Even with the cold weather, some seeds can be sown in February to get a jump start on the year if you can keep them undercover and with a little warmth. Propagators and greenhouses offer some protection from frost, but a window sill which catches the sun can be just as good.
I have a 6×8 high eve greenhouse and a heated bed to help the seeds to germinate and keep the frost at bay.
Vegetables to start off under cover
Some vegetables are hardier than others and can survive a frost, but they benefit from being started off with a little extra care.
- Onion seeds and sets can be started off in module seed trays to help it get a good start. Onions are one of my favourite crops. They are easy to grow and store. I grow them all year round for two harvests a year.
- Peas can be sown undercover give a great early crop. I find homegrown peas much sweeter than the ones bought in a shop and, if picked young, are a great addition to a spring salad.
- Broccoli can be sown this time of year undercover, but I have not had much luck with this vegetable over the years. I’ve found it takes a fair amount of care for a crop which has a limited time to harvest before it spoils. I plan to try to grow this again this year to learn how to look after it well.
- Kale is a hardy vegetable which can be sown in February. It’s not my favourite veg to eat, but it does come with some good health benefits and may get added to a smoothie or a meal when I decide to get fit and lose some weight later in the year.
- Leeks are a great vegetable which can be sown now in a greenhouse or a windowsill. Leeks have a special place in my heart as I would get some from my wife’s grandfather before he died. I always enjoyed visiting him by the North Norfolk coast and spending time walking around his vegetable patch. Leeks are amazingly hardy and a great addition to the veg patch and keep well into the following winter.
- Spinach, especially the “cut and grow again” variety, is worth having in your garden. It wouldn’t be my choice to have spinach in a salad, but many do. My wife makes spinach, fetta and red onion lattice, which I love. I pretty much grow the spinach in my garden for this one meal. The cut and grow again varieties make sure there is a constant supply of spinach in the garden for a small space. Just cut off the older leaves every so often if you haven’t eaten any for a while to get some fresh young leaves.
- Aubergines can be sown this time of the year. It’s not a plan I have had any experience with, but it can be sown from around mid-February in a location protected from frost.

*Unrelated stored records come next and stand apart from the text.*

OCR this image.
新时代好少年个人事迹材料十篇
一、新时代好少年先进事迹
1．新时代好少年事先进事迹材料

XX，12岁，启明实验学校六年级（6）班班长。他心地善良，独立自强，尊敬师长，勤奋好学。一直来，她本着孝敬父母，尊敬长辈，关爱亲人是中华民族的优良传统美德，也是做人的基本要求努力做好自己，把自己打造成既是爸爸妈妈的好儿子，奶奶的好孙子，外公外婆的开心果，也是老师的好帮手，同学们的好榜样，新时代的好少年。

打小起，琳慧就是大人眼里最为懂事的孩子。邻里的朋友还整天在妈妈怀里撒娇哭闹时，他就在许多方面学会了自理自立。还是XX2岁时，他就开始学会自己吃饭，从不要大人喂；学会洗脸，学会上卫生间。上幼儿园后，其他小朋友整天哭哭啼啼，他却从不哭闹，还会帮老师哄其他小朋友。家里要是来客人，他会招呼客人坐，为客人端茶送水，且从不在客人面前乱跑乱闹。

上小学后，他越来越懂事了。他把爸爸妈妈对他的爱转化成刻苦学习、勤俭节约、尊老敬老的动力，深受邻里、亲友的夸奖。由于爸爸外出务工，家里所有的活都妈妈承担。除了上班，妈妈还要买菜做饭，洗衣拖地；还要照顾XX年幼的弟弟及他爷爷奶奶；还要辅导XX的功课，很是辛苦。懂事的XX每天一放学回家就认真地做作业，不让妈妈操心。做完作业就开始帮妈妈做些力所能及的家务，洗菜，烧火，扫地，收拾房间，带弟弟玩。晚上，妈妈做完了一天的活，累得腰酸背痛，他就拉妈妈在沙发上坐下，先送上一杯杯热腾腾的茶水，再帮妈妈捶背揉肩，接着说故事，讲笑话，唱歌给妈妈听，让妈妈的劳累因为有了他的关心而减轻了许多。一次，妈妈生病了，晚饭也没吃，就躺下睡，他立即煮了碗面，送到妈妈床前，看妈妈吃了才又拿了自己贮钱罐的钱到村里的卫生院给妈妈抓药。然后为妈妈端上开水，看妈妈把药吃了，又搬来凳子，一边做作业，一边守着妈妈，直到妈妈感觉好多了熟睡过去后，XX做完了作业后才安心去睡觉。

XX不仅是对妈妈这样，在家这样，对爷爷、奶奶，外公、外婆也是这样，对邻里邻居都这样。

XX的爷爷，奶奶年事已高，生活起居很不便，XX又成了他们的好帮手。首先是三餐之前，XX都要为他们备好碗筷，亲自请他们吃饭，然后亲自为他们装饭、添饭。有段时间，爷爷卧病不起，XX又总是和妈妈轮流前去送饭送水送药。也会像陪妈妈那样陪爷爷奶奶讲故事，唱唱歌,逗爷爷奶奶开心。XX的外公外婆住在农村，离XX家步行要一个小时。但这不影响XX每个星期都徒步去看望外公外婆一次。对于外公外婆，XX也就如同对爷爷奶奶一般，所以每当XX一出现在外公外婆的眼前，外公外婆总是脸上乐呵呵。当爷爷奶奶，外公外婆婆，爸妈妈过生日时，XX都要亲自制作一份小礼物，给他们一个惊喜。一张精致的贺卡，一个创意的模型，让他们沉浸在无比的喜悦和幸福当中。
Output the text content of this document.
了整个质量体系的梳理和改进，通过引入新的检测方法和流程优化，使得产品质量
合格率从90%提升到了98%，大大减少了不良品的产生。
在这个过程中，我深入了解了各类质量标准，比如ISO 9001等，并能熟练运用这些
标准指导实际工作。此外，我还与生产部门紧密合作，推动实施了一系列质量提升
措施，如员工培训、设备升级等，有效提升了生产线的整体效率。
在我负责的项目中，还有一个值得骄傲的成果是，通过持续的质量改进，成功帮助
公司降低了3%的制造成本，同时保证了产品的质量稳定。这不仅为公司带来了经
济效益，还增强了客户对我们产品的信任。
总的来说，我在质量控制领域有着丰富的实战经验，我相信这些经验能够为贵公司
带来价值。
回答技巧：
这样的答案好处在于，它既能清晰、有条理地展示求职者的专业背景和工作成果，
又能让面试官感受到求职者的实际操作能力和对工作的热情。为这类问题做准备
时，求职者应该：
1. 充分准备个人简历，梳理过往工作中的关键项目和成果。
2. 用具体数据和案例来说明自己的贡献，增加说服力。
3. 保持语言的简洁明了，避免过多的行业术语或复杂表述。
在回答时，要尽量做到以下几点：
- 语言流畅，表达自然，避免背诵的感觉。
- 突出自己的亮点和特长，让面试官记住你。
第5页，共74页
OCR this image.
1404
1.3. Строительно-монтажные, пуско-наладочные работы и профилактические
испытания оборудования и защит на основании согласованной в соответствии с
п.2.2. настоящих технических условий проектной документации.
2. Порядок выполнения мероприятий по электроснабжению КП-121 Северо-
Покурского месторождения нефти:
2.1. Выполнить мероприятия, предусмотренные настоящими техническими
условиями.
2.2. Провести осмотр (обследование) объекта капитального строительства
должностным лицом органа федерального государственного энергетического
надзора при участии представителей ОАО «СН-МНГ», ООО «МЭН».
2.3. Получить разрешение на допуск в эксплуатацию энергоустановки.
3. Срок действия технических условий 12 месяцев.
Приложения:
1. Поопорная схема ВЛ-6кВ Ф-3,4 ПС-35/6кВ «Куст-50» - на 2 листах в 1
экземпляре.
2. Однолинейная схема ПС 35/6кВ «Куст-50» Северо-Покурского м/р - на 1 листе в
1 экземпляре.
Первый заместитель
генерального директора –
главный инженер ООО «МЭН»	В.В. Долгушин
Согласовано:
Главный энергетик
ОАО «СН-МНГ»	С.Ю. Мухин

It would be worth waiting until the risk of frost has passed before transferring outside.
- Cucumbers are a great addition to the garden and can be sown under cover and protected from the frost. I have had some success with cucumbers here in Norfolk. They are a vine so you will need to make sure you can support it as it grows to keep the fruit off the ground; otherwise, it’ll get eaten or rot.
- Celery can be started in February. Like Aubergines, I haven’t had any experience growing this, but I have heard it is quite hard to grow it well here in the UK. It’s not a vegetable I like, but my wife eats it, and we put it in some dishes. I may have a go at growing this in future years but not this year.
- Chillies are great to grow at home. I grow these every year. They are a perfect addition to cooking fresh from the plant or dried and crushed. As a crop, they are very productive giving me fresh chillies towards the end of summer and, once harvested, store well once dried for use during winter.
- Lettuce sown in February will give you a nice early salad. I tend to sow “cut and grow again” varieties due to the limited space I have. I also find other types need harvesting simultaneously, resulting in a glut and lettuce does not store well.
- Peppers, like chillies, are another great addition to the garden and can be started in February. Homegrown peppers are significantly more tasty than ones bought from the shop. With a bit of care over winter, pepper plants can produce in future years.
- Tomatoes are present in my garden every year and are used in salads, soups and sauces. Sown in February with a little heat and protection from the frost, tomatoes will deliver a fantastic crop of fresh fruit later in the year.